With a brightness of 140 cd/m², we set a good efficiency of 1.6 candela per watt. Compared to other technical characteristics, this is a very good result. The monitors that do best here almost always have a very limited color gamut.
In power saving mode, power consumption is sufficiently reduced. Finally, thanks to the real power switch, it can be reduced to zero.
|Max operation (SDR)||K. a||43.5 W|
|140 cd/m²||K. a||25.3 W|
|Minimal operation||K. a||16.7 W|
|Energy saving mode||<0.5 W||0.4 W|
|Power off (power switch)||0 watts||0 watts|
ASUS PA348CGV accepts video signals via four connectors. The user has one DisplayPort input according to version 1.4, the second HDMI inputs available based on version 2.0 and USB-C input with DisplayPort implementation.
The built-in USB hub provides four sockets according to version 3.2. Two fronts are located on the rear connecting phalanx, and two more are embedded on the side. The socket can provide 7.5W (5V/1.5A) according to USB BC 1.2 specification. Connect to the computer via USB-C. The notebook connected to this port can supply up to 90 watts.
Unfortunately, the KVM functionality is not implemented. It would have required a second USB port for loading. So it is not possible to operate two computers with a keyboard and mouse attached to the monitor.
Audio signals can be picked up via the headphone output.
The seven controls are included in the lower frame. These are real buttons with corresponding haptic feedback. In the end, only the small joystick is needed as well as the on/off button. Allows the user to navigate through the OSD.

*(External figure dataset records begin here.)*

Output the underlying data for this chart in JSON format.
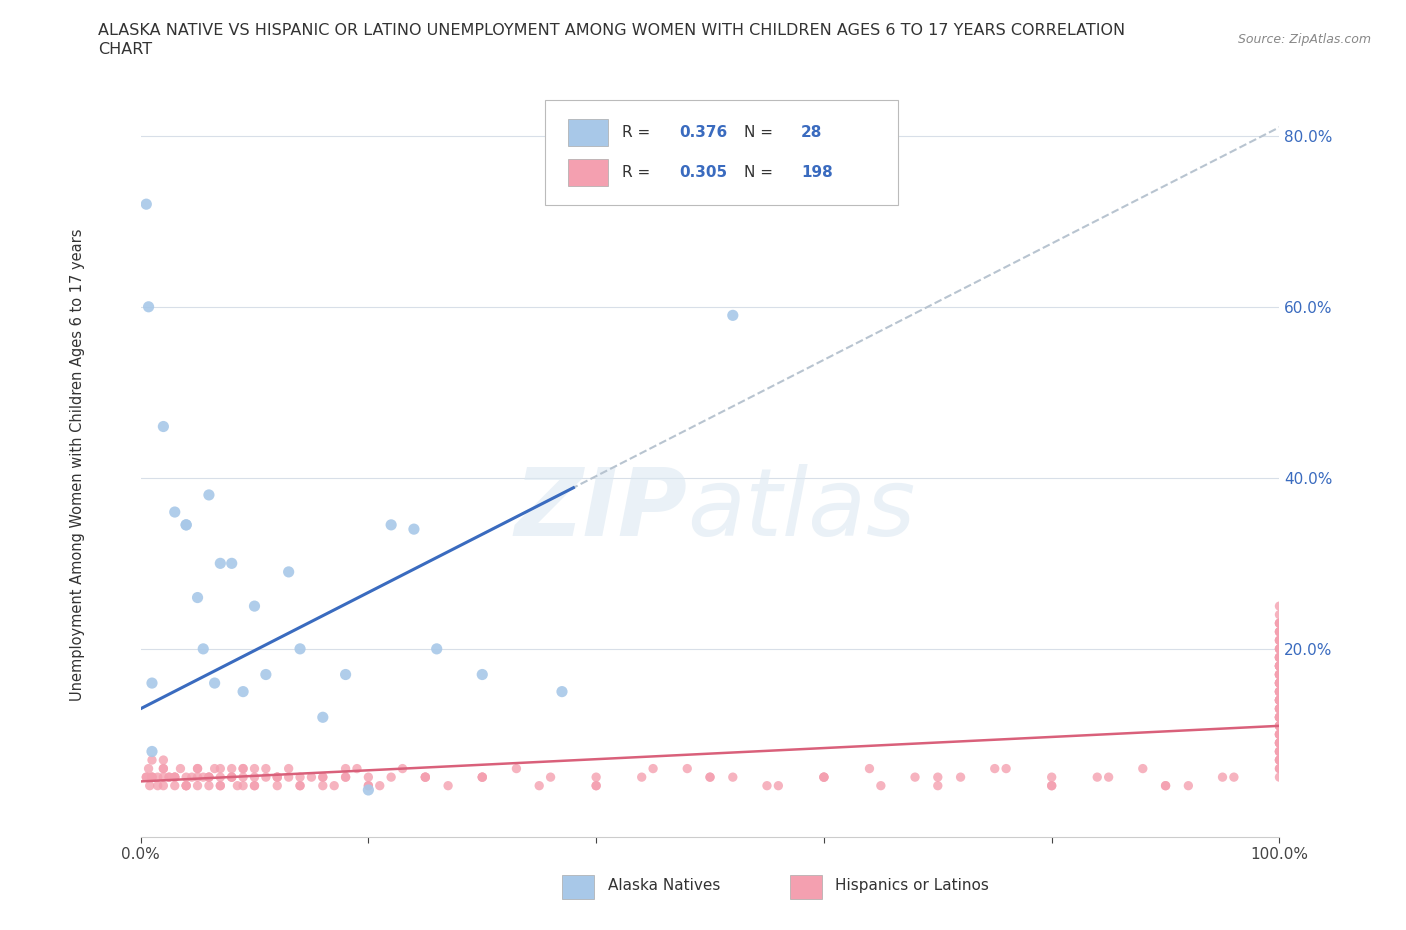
{
  "title_line1": "ALASKA NATIVE VS HISPANIC OR LATINO UNEMPLOYMENT AMONG WOMEN WITH CHILDREN AGES 6 TO 17 YEARS CORRELATION",
  "title_line2": "CHART",
  "source": "Source: ZipAtlas.com",
  "ylabel": "Unemployment Among Women with Children Ages 6 to 17 years",
  "xlim": [
    0,
    1.0
  ],
  "ylim": [
    -0.02,
    0.85
  ],
  "blue_R": 0.376,
  "blue_N": 28,
  "pink_R": 0.305,
  "pink_N": 198,
  "alaska_color": "#a8c8e8",
  "hispanic_color": "#f4a0b0",
  "blue_line_color": "#3a6bbf",
  "pink_line_color": "#d9607a",
  "gray_dash_color": "#b8c4d0",
  "background_color": "#ffffff",
  "alaska_x": [
    0.005,
    0.007,
    0.01,
    0.01,
    0.02,
    0.03,
    0.04,
    0.04,
    0.05,
    0.055,
    0.06,
    0.065,
    0.07,
    0.08,
    0.09,
    0.1,
    0.11,
    0.13,
    0.14,
    0.16,
    0.18,
    0.2,
    0.22,
    0.24,
    0.26,
    0.3,
    0.37,
    0.52
  ],
  "alaska_y": [
    0.72,
    0.6,
    0.16,
    0.08,
    0.46,
    0.36,
    0.345,
    0.345,
    0.26,
    0.2,
    0.38,
    0.16,
    0.3,
    0.3,
    0.15,
    0.25,
    0.17,
    0.29,
    0.2,
    0.12,
    0.17,
    0.035,
    0.345,
    0.34,
    0.2,
    0.17,
    0.15,
    0.59
  ],
  "hisp_x": [
    0.005,
    0.007,
    0.008,
    0.01,
    0.01,
    0.015,
    0.02,
    0.02,
    0.02,
    0.025,
    0.03,
    0.03,
    0.035,
    0.04,
    0.04,
    0.045,
    0.05,
    0.05,
    0.055,
    0.06,
    0.06,
    0.065,
    0.07,
    0.07,
    0.08,
    0.08,
    0.085,
    0.09,
    0.09,
    0.1,
    0.1,
    0.11,
    0.11,
    0.12,
    0.12,
    0.13,
    0.13,
    0.14,
    0.15,
    0.16,
    0.17,
    0.18,
    0.19,
    0.2,
    0.21,
    0.22,
    0.23,
    0.25,
    0.27,
    0.3,
    0.33,
    0.36,
    0.4,
    0.44,
    0.48,
    0.52,
    0.56,
    0.6,
    0.64,
    0.68,
    0.72,
    0.76,
    0.8,
    0.84,
    0.88,
    0.92,
    0.96,
    1.0,
    1.0,
    1.0,
    1.0,
    1.0,
    1.0,
    1.0,
    1.0,
    1.0,
    1.0,
    1.0,
    1.0,
    1.0,
    1.0,
    1.0,
    1.0,
    1.0,
    1.0,
    1.0,
    1.0,
    1.0,
    1.0,
    1.0,
    1.0,
    1.0,
    1.0,
    1.0,
    1.0,
    1.0,
    1.0,
    1.0,
    1.0,
    1.0,
    0.005,
    0.01,
    0.015,
    0.02,
    0.025,
    0.03,
    0.04,
    0.05,
    0.06,
    0.07,
    0.08,
    0.09,
    0.1,
    0.12,
    0.14,
    0.16,
    0.18,
    0.2,
    0.25,
    0.3,
    0.35,
    0.4,
    0.45,
    0.5,
    0.55,
    0.6,
    0.65,
    0.7,
    0.75,
    0.8,
    0.85,
    0.9,
    0.95,
    1.0,
    1.0,
    1.0,
    1.0,
    1.0,
    1.0,
    1.0,
    1.0,
    1.0,
    1.0,
    1.0,
    1.0,
    1.0,
    1.0,
    1.0,
    1.0,
    1.0,
    0.01,
    0.02,
    0.03,
    0.04,
    0.05,
    0.06,
    0.07,
    0.08,
    0.09,
    0.1,
    0.12,
    0.14,
    0.16,
    0.18,
    0.2,
    0.25,
    0.3,
    0.4,
    0.5,
    0.6,
    0.7,
    0.8,
    0.9,
    1.0,
    1.0,
    1.0,
    1.0,
    1.0,
    1.0,
    1.0,
    1.0,
    1.0,
    1.0,
    1.0,
    1.0,
    1.0,
    1.0,
    1.0,
    1.0,
    1.0,
    1.0,
    1.0,
    1.0,
    1.0,
    1.0,
    1.0,
    1.0,
    1.0
  ],
  "hisp_y": [
    0.05,
    0.06,
    0.04,
    0.07,
    0.05,
    0.05,
    0.06,
    0.04,
    0.07,
    0.05,
    0.05,
    0.04,
    0.06,
    0.05,
    0.04,
    0.05,
    0.06,
    0.04,
    0.05,
    0.05,
    0.04,
    0.06,
    0.05,
    0.04,
    0.05,
    0.06,
    0.04,
    0.05,
    0.06,
    0.05,
    0.04,
    0.05,
    0.06,
    0.05,
    0.04,
    0.05,
    0.06,
    0.04,
    0.05,
    0.05,
    0.04,
    0.05,
    0.06,
    0.05,
    0.04,
    0.05,
    0.06,
    0.05,
    0.04,
    0.05,
    0.06,
    0.05,
    0.04,
    0.05,
    0.06,
    0.05,
    0.04,
    0.05,
    0.06,
    0.05,
    0.05,
    0.06,
    0.04,
    0.05,
    0.06,
    0.04,
    0.05,
    0.06,
    0.07,
    0.08,
    0.09,
    0.1,
    0.11,
    0.12,
    0.14,
    0.15,
    0.16,
    0.17,
    0.18,
    0.19,
    0.05,
    0.06,
    0.07,
    0.08,
    0.09,
    0.1,
    0.11,
    0.12,
    0.13,
    0.14,
    0.15,
    0.16,
    0.17,
    0.18,
    0.19,
    0.2,
    0.21,
    0.22,
    0.23,
    0.25,
    0.05,
    0.05,
    0.04,
    0.06,
    0.05,
    0.05,
    0.04,
    0.06,
    0.05,
    0.04,
    0.05,
    0.06,
    0.04,
    0.05,
    0.05,
    0.04,
    0.05,
    0.04,
    0.05,
    0.05,
    0.04,
    0.05,
    0.06,
    0.05,
    0.04,
    0.05,
    0.04,
    0.05,
    0.06,
    0.04,
    0.05,
    0.04,
    0.05,
    0.07,
    0.08,
    0.09,
    0.1,
    0.11,
    0.12,
    0.13,
    0.14,
    0.15,
    0.16,
    0.17,
    0.18,
    0.19,
    0.2,
    0.21,
    0.22,
    0.23,
    0.05,
    0.05,
    0.05,
    0.04,
    0.05,
    0.05,
    0.06,
    0.05,
    0.04,
    0.06,
    0.05,
    0.04,
    0.05,
    0.06,
    0.04,
    0.05,
    0.05,
    0.04,
    0.05,
    0.05,
    0.04,
    0.05,
    0.04,
    0.08,
    0.09,
    0.1,
    0.11,
    0.12,
    0.13,
    0.14,
    0.15,
    0.16,
    0.17,
    0.18,
    0.19,
    0.2,
    0.21,
    0.22,
    0.23,
    0.24,
    0.12,
    0.13,
    0.14,
    0.15,
    0.16,
    0.17,
    0.18,
    0.19
  ]
}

OSD is divided into ten main menu items. The range of settings varies greatly depending on the selected picture mode.
The intensity of the backlight is changed by controlling the brightness. one you want The white point can be changed via Kelvin’s presets or via three RGB gain controls. The latter remains in its basic position, regardless of the selected color temperature. They should not be shifted back in a positive direction, as this may result in breaks in the tonal value of the corresponding channel. An explicit user mode that allows settings based on the panel’s original white point would be better here. The gamma slider affects the tonal curve (five settings from 1.8 to 2.6).
Multiple metering settings allow accurate, full-space, unscaled display of incoming signals. Availability depends on the resolution played. In addition, the display can be adjusted according to personal preferences using a multi-stage sharpening filter. Configuring a picture-in-picture or split screen display is also extensive.
Other settings include selecting the menu language and controlling pixel acceleration “Trace Free” (Overdrive). It can be turned off or on in five stages. Of course, ASUS also connected Adaptive Sync and dynamic contrast control (across a few backlight areas) to the OSD.
All important parameters for calibration are only available in standard picture mode. Otherwise there will be more or less stringent restrictions. Even brightness cannot be adjusted in sRGB mode.
Last but not least, many overlays are hidden behind the “QuickFit Plus” menu item, which is intended to facilitate everyday work. This includes the ruler and some range markers.